Ovis-Image Technical Report
Guo-Hua Wang, Liangfu Cao, Tianyu Cui, Minghao Fu, Xiaohao Chen, Pengxin Zhan, Jianshan Zhao, Lan Li, Bowen Fu, Jiaqi Liu, Qing-Guo Chen
TL;DR
Ovis-Image delivers a 7B text-to-image model optimized for high-quality in-image text rendering under practical compute limits by pairing a diffusion-based visual decoder with a strong Ovis 2.5 multimodal backbone. The approach uses a four-stage training pipeline (pretraining, SFT, DPO, GRPO) and carefully curated data (including bilingual and synthetic text-rendering samples) to achieve frontier-like text rendering while maintaining general image quality and efficiency. Empirical results across CVTG-2K, LongText-Bench, DPG-Bench, GenEval, and OneIG-Bench show competitive or superior text rendering and bilingual capabilities relative to larger open and closed models, with favorable computational overhead. The work highlights a design principle: explicit, text-centric alignment and data curation can yield substantial text rendering gains without resorting to tens-of-billions-parameter models, enabling practical deployment on single high-end GPUs.
Abstract
We introduce $\textbf{Ovis-Image}$, a 7B text-to-image model specifically optimized for high-quality text rendering, designed to operate efficiently under stringent computational constraints.
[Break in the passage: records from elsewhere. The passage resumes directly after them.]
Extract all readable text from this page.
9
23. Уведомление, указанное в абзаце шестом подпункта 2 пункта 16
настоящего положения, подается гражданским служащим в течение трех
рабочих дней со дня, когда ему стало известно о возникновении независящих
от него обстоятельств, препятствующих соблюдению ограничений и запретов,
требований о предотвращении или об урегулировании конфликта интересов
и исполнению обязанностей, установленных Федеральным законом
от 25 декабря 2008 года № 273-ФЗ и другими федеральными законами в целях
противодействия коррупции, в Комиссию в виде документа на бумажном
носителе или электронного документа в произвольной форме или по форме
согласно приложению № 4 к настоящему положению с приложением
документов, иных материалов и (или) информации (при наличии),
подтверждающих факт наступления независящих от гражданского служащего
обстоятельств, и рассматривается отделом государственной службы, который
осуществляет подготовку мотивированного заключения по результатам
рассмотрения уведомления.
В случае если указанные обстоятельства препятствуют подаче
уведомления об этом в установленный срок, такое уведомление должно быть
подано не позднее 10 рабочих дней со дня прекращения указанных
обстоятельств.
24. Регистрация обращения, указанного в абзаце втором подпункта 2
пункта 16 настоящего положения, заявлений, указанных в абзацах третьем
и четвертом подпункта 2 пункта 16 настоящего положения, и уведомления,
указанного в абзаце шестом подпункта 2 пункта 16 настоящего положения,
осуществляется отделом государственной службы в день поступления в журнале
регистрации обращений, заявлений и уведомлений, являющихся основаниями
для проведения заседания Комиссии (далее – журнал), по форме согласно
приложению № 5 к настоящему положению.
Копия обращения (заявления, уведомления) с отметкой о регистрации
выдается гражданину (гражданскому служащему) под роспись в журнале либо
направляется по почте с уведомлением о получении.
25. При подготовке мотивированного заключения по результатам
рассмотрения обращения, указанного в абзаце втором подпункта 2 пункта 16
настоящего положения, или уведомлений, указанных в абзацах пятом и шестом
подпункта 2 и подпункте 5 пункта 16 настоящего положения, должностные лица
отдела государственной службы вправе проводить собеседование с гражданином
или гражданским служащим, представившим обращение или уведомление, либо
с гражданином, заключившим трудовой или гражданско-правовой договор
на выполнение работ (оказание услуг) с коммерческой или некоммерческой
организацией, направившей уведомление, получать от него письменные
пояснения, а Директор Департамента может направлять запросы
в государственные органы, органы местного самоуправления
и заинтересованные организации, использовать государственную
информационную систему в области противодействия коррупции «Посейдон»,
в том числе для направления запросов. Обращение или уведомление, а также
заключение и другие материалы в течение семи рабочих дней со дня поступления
Built upon our previous Ovis-U1 framework, Ovis-Image integrates a diffusion-based visual decoder with the stronger Ovis 2.5 multimodal backbone, leveraging a text-centric training pipeline that combines large-scale pre-training with carefully tailored post-training refinements. Despite its compact architecture, Ovis-Image achieves text rendering performance on par with significantly larger open models such as Qwen-Image and approaches closed-source systems like Seedream and GPT4o. Crucially, the model remains deployable on a single high-end GPU with moderate memory, narrowing the gap between frontier-level text rendering and practical deployment. Our results indicate that combining a strong multimodal backbone with a carefully designed, text-focused training recipe is sufficient to achieve reliable bilingual text rendering without resorting to oversized or proprietary models.